Le tarif antidump à 17% imposé par la tomate a un impact sur les producteurs de Sinaloa, Sonora et Baja California, ils doivent donc regarder et ouvert le Canada, considère José Gerardo Tajonar Castro, président de l'Association nationale des importateurs et exportateurs de la République mexicaine (Anim).

« C'est là que la diversification n'est plus une option pour devenir un impératif stratégique, et le Canada apparaît comme l'alternative la plus logique », dit-il.

Actuellement, le Canada n'est pas un marché naissant, car il y a une consommation de 780 000 tonnes métriques par an, explique l'entrepreneur.

Le Mexique est déjà un fournisseur clé pour le Canada, avec des exportations qui dépassent 310 millions de dollars, l'avantage fondamental réside dans le TMEC, qui garantit l'accès à zéro tarif au Canada, en contraste spectaculaire avec la barrière américaine, explique le chef d'entreprise.

Il ajoute que la participation de la tomate mexicaine ne représente que 0,3% actuellement sur le marché canadien, donc les exportations ne montrent pas de limite, mais l'énorme potentiel à exploiter.

Le différend commercial sur la tomate mexicaine aux États-Unis a atteint son plus haut point.

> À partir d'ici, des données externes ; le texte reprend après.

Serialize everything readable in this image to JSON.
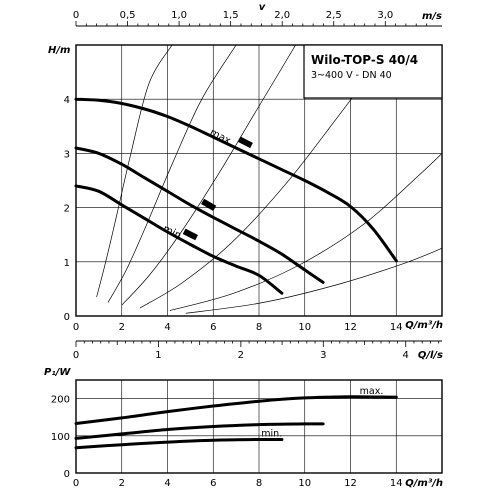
{
  "chart_data": [
    {
      "type": "line",
      "title": "Wilo-TOP-S 40/4",
      "subtitle": "3~400 V - DN 40",
      "top_axis": {
        "label": "v",
        "unit": "m/s",
        "ticks": [
          "0",
          "0,5",
          "1,0",
          "1,5",
          "2,0",
          "2,5",
          "3,0"
        ],
        "range": [
          0,
          3.55
        ]
      },
      "xlabel": "Q/m³/h",
      "ylabel": "H/m",
      "xticks": [
        "0",
        "2",
        "4",
        "6",
        "8",
        "10",
        "12",
        "14"
      ],
      "yticks": [
        "0",
        "1",
        "2",
        "3",
        "4"
      ],
      "xlim": [
        0,
        16
      ],
      "ylim": [
        0,
        5
      ],
      "grid": true,
      "series": [
        {
          "name": "max.",
          "x": [
            0,
            1,
            2,
            3,
            4,
            5,
            6,
            7,
            8,
            9,
            10,
            11,
            12,
            13,
            14
          ],
          "y": [
            4.0,
            3.98,
            3.92,
            3.82,
            3.68,
            3.5,
            3.3,
            3.1,
            2.9,
            2.7,
            2.5,
            2.28,
            2.02,
            1.6,
            1.02
          ]
        },
        {
          "name": "",
          "x": [
            0,
            1,
            2,
            3,
            4,
            5,
            6,
            7,
            8,
            9,
            10,
            10.8
          ],
          "y": [
            3.1,
            3.0,
            2.8,
            2.55,
            2.3,
            2.05,
            1.82,
            1.6,
            1.38,
            1.14,
            0.85,
            0.62
          ]
        },
        {
          "name": "min.",
          "x": [
            0,
            1,
            2,
            3,
            4,
            5,
            6,
            7,
            8,
            9
          ],
          "y": [
            2.4,
            2.3,
            2.05,
            1.8,
            1.55,
            1.32,
            1.1,
            0.92,
            0.75,
            0.42
          ]
        }
      ],
      "system_curves": [
        {
          "x": [
            0.9,
            1.3,
            1.8,
            2.4,
            3.2,
            4.2
          ],
          "y": [
            0.35,
            1.0,
            1.9,
            3.0,
            4.3,
            5.0
          ]
        },
        {
          "x": [
            1.4,
            2.2,
            3.1,
            4.2,
            5.5,
            7.0
          ],
          "y": [
            0.25,
            0.85,
            1.7,
            2.8,
            4.0,
            5.0
          ]
        },
        {
          "x": [
            2.0,
            3.2,
            4.6,
            6.2,
            7.9,
            9.6
          ],
          "y": [
            0.2,
            0.75,
            1.55,
            2.6,
            3.8,
            5.0
          ]
        },
        {
          "x": [
            2.8,
            4.6,
            6.8,
            9.2,
            11.4,
            13.1
          ],
          "y": [
            0.15,
            0.6,
            1.35,
            2.45,
            3.65,
            4.6
          ]
        },
        {
          "x": [
            4.1,
            6.9,
            9.8,
            12.6,
            15.0,
            16.0
          ],
          "y": [
            0.1,
            0.42,
            0.95,
            1.7,
            2.6,
            3.0
          ]
        },
        {
          "x": [
            4.8,
            8.2,
            11.6,
            14.4,
            16.0
          ],
          "y": [
            0.05,
            0.25,
            0.6,
            0.98,
            1.25
          ]
        }
      ]
    },
    {
      "type": "line",
      "top_axis": {
        "label": "",
        "unit": "Q/l/s",
        "ticks": [
          "0",
          "1",
          "2",
          "3",
          "4"
        ],
        "range": [
          0,
          4.44
        ]
      },
      "xlabel": "Q/m³/h",
      "ylabel": "P₁/W",
      "xticks": [
        "0",
        "2",
        "4",
        "6",
        "8",
        "10",
        "12",
        "14"
      ],
      "yticks": [
        "0",
        "100",
        "200"
      ],
      "xlim": [
        0,
        16
      ],
      "ylim": [
        0,
        250
      ],
      "grid": true,
      "series": [
        {
          "name": "max.",
          "x": [
            0,
            2,
            4,
            6,
            8,
            10,
            12,
            14
          ],
          "y": [
            133,
            148,
            165,
            180,
            193,
            202,
            205,
            204
          ]
        },
        {
          "name": "",
          "x": [
            0,
            2,
            4,
            6,
            8,
            10,
            10.8
          ],
          "y": [
            93,
            105,
            117,
            125,
            130,
            132,
            132
          ]
        },
        {
          "name": "min.",
          "x": [
            0,
            2,
            4,
            6,
            8,
            9
          ],
          "y": [
            68,
            76,
            83,
            88,
            90,
            90
          ]
        }
      ]
    }
  ]
}
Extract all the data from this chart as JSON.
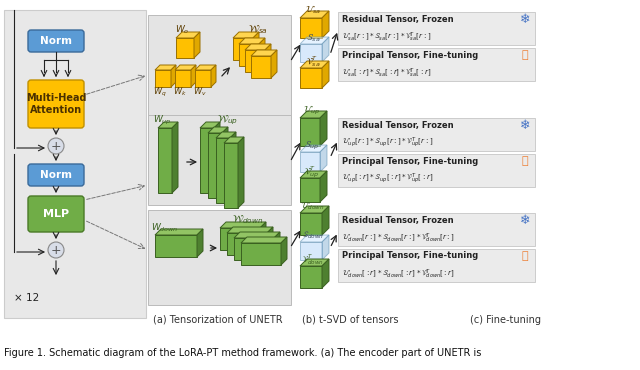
{
  "title": "Figure 1. Schematic diagram of the LoRA-PT method framework. (a) The encoder part of UNETR is",
  "subtitle_a": "(a) Tensorization of UNETR",
  "subtitle_b": "(b) t-SVD of tensors",
  "subtitle_c": "(c) Fine-tuning",
  "norm_color": "#5b9bd5",
  "mha_color": "#ffc000",
  "mlp_color": "#70ad47",
  "snowflake_color": "#4472c4",
  "fire_color": "#ed7d31"
}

Le 14 juillet 2025, le ministère du Commerce des États-Unis s'est retiré de l'accord de suspension, ils appliquent donc un tarif anti-plomb, qui se situait entre 17% et 21%, sur les exportations de tomates fraîches mexicaines.

La résiliation de l'accord de suspension était prévisible après des années de pression des producteurs de tomates de Floride.

Environ 99,7% des exportations de tomates mexicaines, un marché qui dépasse 2 800 millions de dollars par an, ont la destination unique aux États-Unis.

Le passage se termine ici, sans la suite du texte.